Comment Re:How about GDPR instead? (Score 1) 35

The GDPR hat little todo with the cookie law.

Which cookie law? Perhaps I misremember history.

What I recall was the EU passed the GDPR and that mandated anyone operating a web site in the EU had to ask for consent before collecting personally identifying information, that is, cookies. Since web sites are global, that meant anyone operating a global site had to comply with GDPR requirements.

If something else happened, please complete the story.

Comment Re:Who created the consent banners? (Score 1) 102

Excellent framing here from the adware/private data collecting industry; the European law in no way mandates banners. The law mandates requiring consent for data collection, which is entirely reasonable. If you don't collect and transmit identifying/private data, you don't need to put a banner on your website. The whole banner thing has been malicious compliance from day one from the ad industry.

In theory, true. In practice, virtually every free site funds themselves with ad revenue and so you wind up getting inundated with banners. I'm sure the backers hoped requiring consent would incentivize web site operators to not collect and sell tracking data. It would be interesting to see numbers whether implementation of the requirement actually had that effect.

ObJoke: What's the difference between theory and practice? In theory, nothing.

Comment Re:Prop 65 (Score 1) 102

Prop 65 is a good thing. It causes consumers, and eventually manufacturers to avoid toxic chemicals.

It's intention was to cause consumers and manufacturers to avoid toxic chemicals. That's a fine, high minded intention but intentions are not results.

What it actually does is incentivize everyone to put a Prop 65 label on virtually everything, making the labels useless when selecting products. I do not, in fact, get a choice of two grocery stores, one with a Prop 65 warning, one without.

What I expect it also actually does is allow some set of law firms and public interest groups to make bank filing Prop 65 lawsuits. TBH, I don't know how often that actually occurs but it would surprise me if those interest groups didn't vehemently oppose repealing or scaling back Prop 65.

Note we have a Bootleggers and Baptists situation here. Well meaning environmental groups want to improve public health. Those are the Baptists. Lawyers want to file suits and collect fees. Those are the Bootleggers. Be wary if you identify such an alliance. Be even more wary if you see a voter proposition and you can't identify the Bootleggers and Baptists because it means you haven't thought about the issue carefully enough.

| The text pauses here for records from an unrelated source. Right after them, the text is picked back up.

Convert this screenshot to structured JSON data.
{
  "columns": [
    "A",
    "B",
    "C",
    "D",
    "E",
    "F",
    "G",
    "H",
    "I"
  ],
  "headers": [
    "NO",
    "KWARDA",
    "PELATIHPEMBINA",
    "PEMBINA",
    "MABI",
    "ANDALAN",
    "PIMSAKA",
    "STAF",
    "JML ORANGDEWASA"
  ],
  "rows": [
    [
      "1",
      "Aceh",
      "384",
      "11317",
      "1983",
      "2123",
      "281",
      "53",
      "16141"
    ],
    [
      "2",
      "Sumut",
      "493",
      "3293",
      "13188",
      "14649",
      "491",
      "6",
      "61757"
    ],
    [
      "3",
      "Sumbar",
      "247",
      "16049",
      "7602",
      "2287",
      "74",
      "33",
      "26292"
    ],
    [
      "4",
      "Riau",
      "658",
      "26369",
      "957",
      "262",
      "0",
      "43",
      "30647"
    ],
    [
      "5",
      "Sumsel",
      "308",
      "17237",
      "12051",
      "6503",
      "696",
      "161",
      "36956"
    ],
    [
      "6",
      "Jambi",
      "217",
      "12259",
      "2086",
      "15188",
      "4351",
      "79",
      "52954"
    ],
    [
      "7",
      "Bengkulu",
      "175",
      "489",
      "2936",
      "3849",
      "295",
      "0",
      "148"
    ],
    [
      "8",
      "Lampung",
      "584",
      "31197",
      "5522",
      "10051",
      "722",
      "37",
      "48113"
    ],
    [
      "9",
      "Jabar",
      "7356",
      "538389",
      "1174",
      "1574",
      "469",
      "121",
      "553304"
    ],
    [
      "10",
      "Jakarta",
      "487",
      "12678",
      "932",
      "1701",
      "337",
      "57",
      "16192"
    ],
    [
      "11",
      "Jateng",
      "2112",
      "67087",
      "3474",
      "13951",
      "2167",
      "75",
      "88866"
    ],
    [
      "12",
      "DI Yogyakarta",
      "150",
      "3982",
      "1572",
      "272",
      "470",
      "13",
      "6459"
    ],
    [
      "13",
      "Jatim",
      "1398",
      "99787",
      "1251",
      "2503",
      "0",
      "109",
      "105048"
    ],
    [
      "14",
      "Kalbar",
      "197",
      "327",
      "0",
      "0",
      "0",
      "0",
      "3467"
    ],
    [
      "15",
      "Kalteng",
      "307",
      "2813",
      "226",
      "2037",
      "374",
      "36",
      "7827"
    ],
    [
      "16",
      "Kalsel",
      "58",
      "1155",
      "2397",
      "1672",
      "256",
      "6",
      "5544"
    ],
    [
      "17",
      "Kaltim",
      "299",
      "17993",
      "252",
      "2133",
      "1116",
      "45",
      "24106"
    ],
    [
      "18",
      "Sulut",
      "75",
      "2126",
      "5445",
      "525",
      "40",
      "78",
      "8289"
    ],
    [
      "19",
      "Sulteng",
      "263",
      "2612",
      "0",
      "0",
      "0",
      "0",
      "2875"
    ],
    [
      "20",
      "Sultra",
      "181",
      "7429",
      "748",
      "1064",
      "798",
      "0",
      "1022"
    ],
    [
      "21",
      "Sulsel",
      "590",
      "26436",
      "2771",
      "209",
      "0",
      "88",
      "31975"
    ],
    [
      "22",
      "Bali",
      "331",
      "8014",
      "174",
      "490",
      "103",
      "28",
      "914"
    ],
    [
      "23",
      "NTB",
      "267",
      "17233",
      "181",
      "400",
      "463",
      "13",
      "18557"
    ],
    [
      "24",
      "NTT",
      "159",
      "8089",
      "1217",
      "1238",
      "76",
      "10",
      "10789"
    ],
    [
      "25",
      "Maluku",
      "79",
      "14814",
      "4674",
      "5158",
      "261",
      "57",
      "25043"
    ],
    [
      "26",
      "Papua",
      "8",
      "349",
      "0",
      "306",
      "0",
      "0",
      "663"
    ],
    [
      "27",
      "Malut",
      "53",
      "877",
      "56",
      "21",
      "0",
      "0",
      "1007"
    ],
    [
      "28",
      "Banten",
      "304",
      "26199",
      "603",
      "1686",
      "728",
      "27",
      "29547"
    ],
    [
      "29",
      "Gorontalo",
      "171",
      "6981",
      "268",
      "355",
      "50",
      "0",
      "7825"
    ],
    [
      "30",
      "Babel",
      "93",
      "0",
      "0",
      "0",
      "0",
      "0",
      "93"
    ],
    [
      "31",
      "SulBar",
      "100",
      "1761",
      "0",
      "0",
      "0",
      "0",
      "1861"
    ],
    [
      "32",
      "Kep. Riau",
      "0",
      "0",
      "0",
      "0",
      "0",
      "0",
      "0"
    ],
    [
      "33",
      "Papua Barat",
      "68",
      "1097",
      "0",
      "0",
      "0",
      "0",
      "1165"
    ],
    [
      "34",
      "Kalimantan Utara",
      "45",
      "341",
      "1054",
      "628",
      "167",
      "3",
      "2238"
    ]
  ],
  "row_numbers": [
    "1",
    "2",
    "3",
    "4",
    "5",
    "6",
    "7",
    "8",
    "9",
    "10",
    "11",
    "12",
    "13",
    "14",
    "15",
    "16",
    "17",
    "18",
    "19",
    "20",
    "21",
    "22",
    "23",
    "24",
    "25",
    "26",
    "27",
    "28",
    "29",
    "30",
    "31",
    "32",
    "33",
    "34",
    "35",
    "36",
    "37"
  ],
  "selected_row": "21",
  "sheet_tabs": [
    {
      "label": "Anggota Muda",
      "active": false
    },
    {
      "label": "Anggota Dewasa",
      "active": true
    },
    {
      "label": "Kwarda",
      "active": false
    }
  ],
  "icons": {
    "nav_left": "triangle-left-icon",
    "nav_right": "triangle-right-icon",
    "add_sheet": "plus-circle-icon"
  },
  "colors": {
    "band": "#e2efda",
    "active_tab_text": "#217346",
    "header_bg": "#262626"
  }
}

Comment How about GDPR instead? (Score -1, Offtopic) 35

If anyone wants to challenge EU regulations on the grounds of user experience, how about GDPR instead?

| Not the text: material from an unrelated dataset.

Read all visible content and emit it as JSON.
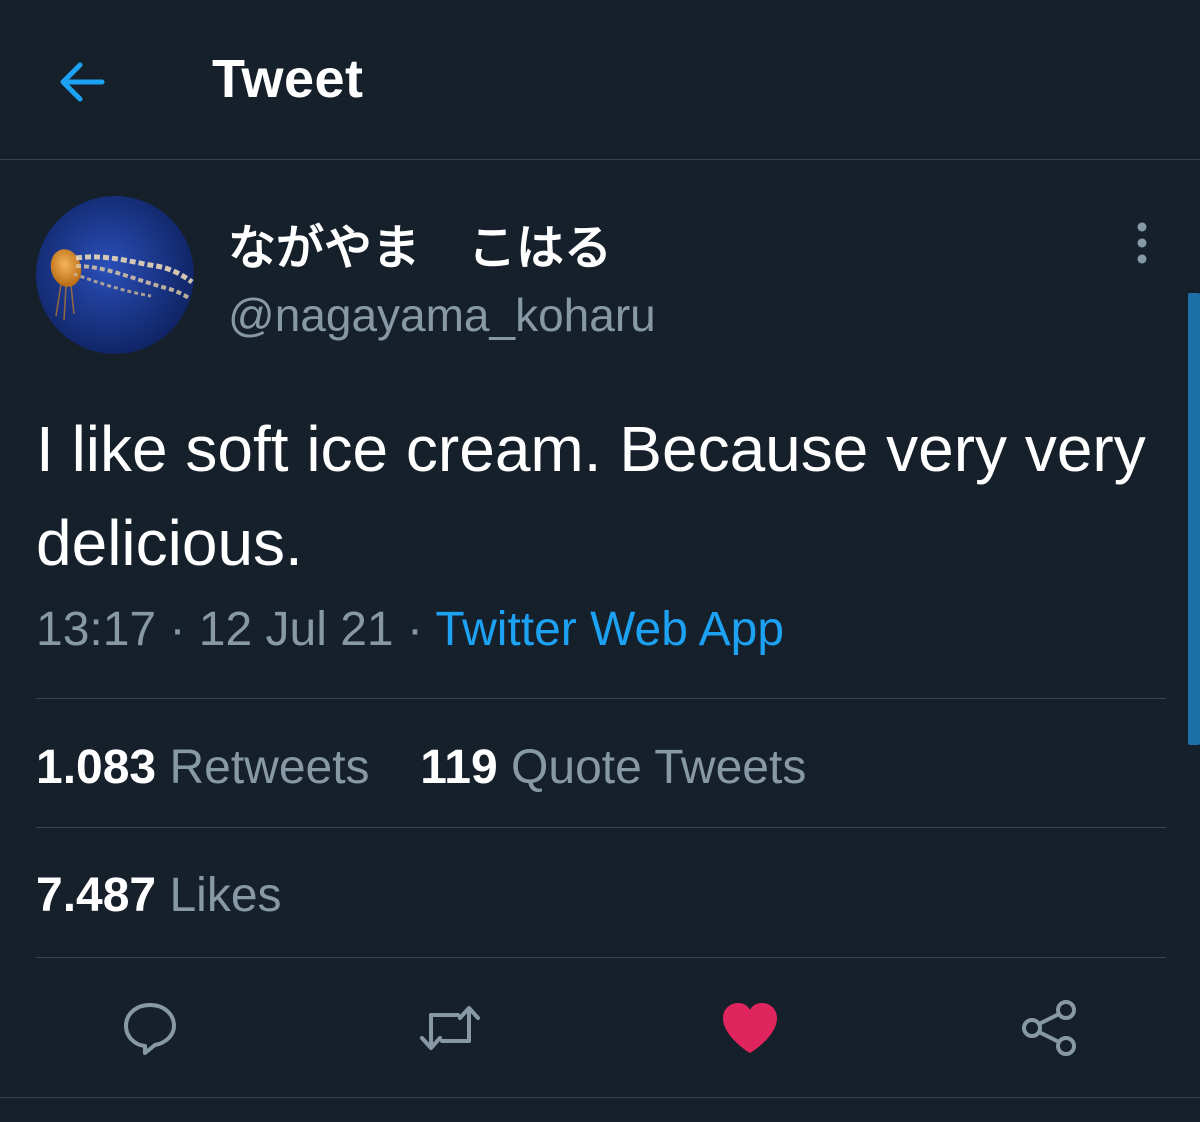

If I have to click one more "Accept cookies?" dialog, I'm going to SCREAM!

If nothing else, let me use a browser setting to accept all, necessary, or no cookies. I do not not want to have to interrupt my flow to click this dang dialog, even on the same freakin' web site, time and again.

Comment Re:It did its job. (Score 1) 157

Windows 10 was sold. Microsoft made the money it wanted. Now they want more money.

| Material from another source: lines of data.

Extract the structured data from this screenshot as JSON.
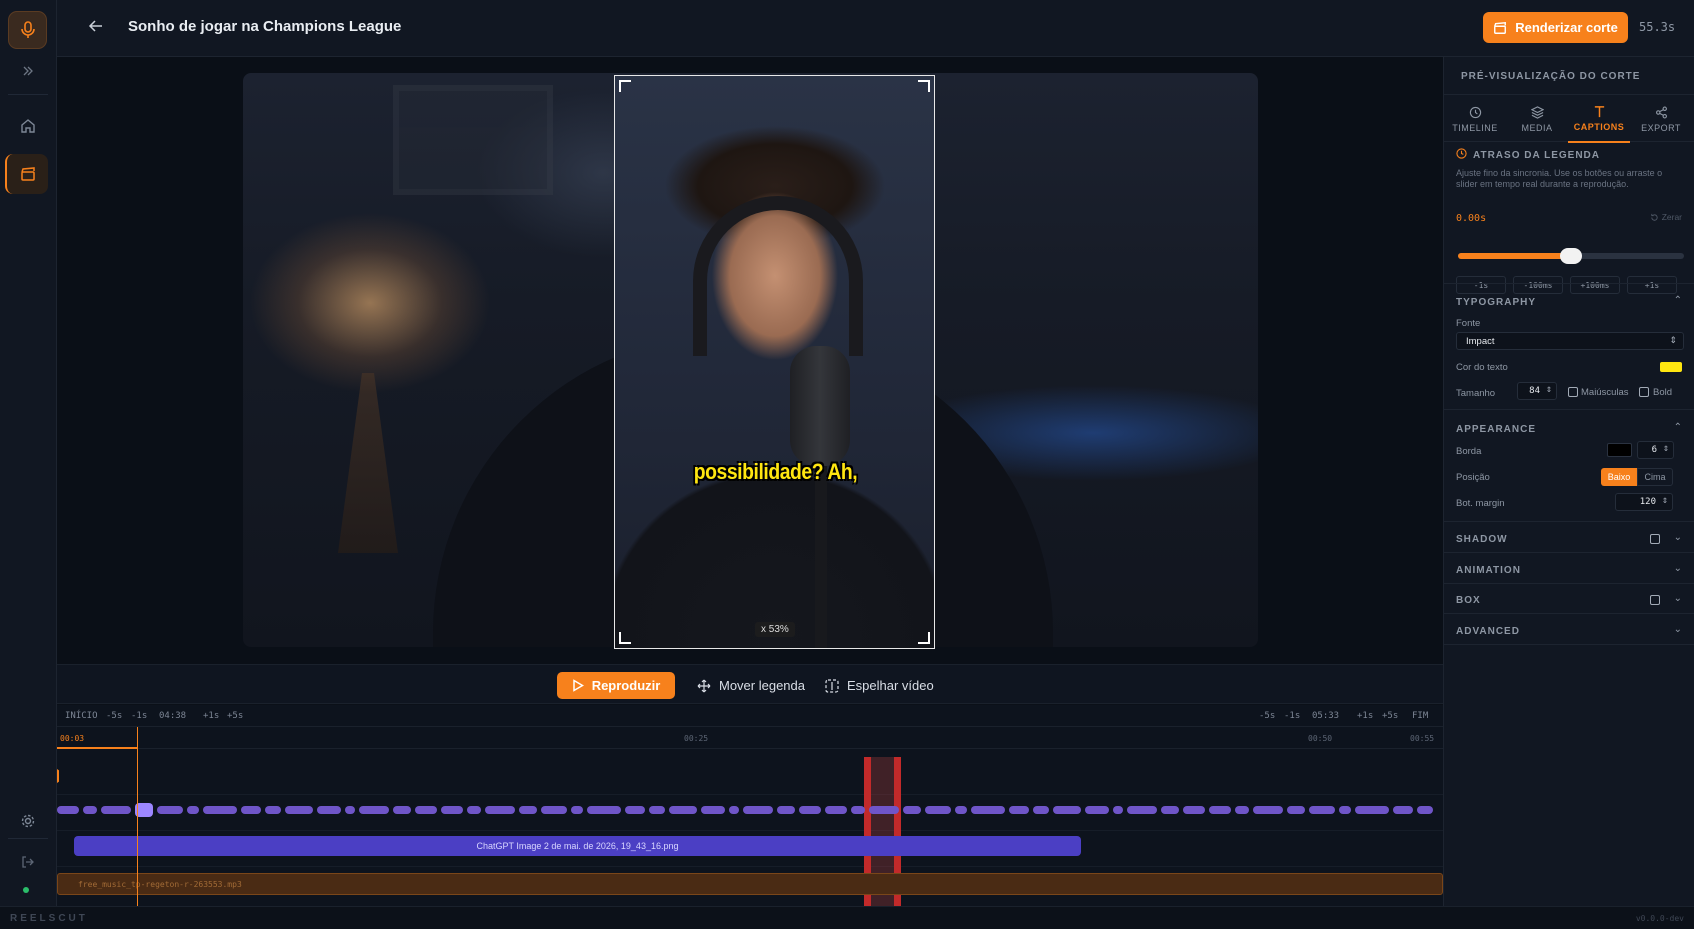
{
  "app": {
    "brand": "REELSCUT",
    "version": "v0.0.0-dev"
  },
  "header": {
    "title": "Sonho de jogar na Champions League",
    "render_label": "Renderizar corte",
    "duration": "55.3s"
  },
  "preview": {
    "caption_text": "possibilidade? Ah,",
    "zoom_chip": "x 53%"
  },
  "controls": {
    "play_label": "Reproduzir",
    "move_caption_label": "Mover legenda",
    "mirror_label": "Espelhar vídeo"
  },
  "timeline": {
    "ruler_left": [
      "INÍCIO",
      "-5s",
      "-1s",
      "04:38",
      "+1s",
      "+5s"
    ],
    "ruler_right": [
      "-5s",
      "-1s",
      "05:33",
      "+1s",
      "+5s",
      "FIM"
    ],
    "time_marks": [
      "00:03",
      "00:25",
      "00:50",
      "00:55"
    ],
    "image_clip": "ChatGPT Image 2 de mai. de 2026, 19_43_16.png",
    "audio_clip": "free_music_tp-regeton-r-263553.mp3"
  },
  "panel": {
    "heading": "PRÉ-VISUALIZAÇÃO DO CORTE",
    "tabs": [
      {
        "label": "TIMELINE",
        "icon": "clock-icon"
      },
      {
        "label": "MEDIA",
        "icon": "layers-icon"
      },
      {
        "label": "CAPTIONS",
        "icon": "text-icon"
      },
      {
        "label": "EXPORT",
        "icon": "share-icon"
      }
    ],
    "active_tab": "CAPTIONS",
    "delay": {
      "title": "ATRASO DA LEGENDA",
      "help": "Ajuste fino da sincronia. Use os botões ou arraste o slider em tempo real durante a reprodução.",
      "value": "0.00s",
      "reset_label": "Zerar",
      "slider_fraction": 0.5,
      "steps": [
        "-1s",
        "-100ms",
        "+100ms",
        "+1s"
      ]
    },
    "typography": {
      "title": "TYPOGRAPHY",
      "font_label": "Fonte",
      "font_value": "Impact",
      "color_label": "Cor do texto",
      "color_value": "#ffe610",
      "size_label": "Tamanho",
      "size_value": "84",
      "uppercase_label": "Maiúsculas",
      "bold_label": "Bold"
    },
    "appearance": {
      "title": "APPEARANCE",
      "border_label": "Borda",
      "border_color": "#000000",
      "border_value": "6",
      "position_label": "Posição",
      "position_options": [
        "Baixo",
        "Cima"
      ],
      "position_selected": "Baixo",
      "margin_label": "Bot. margin",
      "margin_value": "120"
    },
    "sections": [
      "SHADOW",
      "ANIMATION",
      "BOX",
      "ADVANCED"
    ]
  },
  "colors": {
    "accent": "#f7811c",
    "caption": "#ffe610",
    "clip_image": "#4b3fc4",
    "marker": "#c22a2a"
  }
}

Of course they do. They're a business, not a charity. What else would you expect of any business? I know I don't go to work every day anticipating giving away my work product for free.

It's still the same OS, ever since windows 2k, if not earlier. It's not a different product. It's still "windows".

That's not exactly right. You can continue to use W10, you just won't get any bug fixes or security updates. Shoot, you could still run W2k if you wanted. That end of support is an issue tells me what you want is not literally the same W10 you bought three, five, or ten years ago.

Comment Re:greedy fucking bastards (Score 2) 157

Greedy, already rich, fucking bastards do not care about your perfectly working hardware. No, you are going to have more tracking. Teams will be forced on you, even if it doesn't work.

Eat shit and pay up motherfucker.

Love, Microsoft

You're asking Microsoft to provide support for free and they're the greedy ones?

Tell you what: create a petition saying everyone who wants continued support for W10 will pay $1/month/system for it, then we'll talk.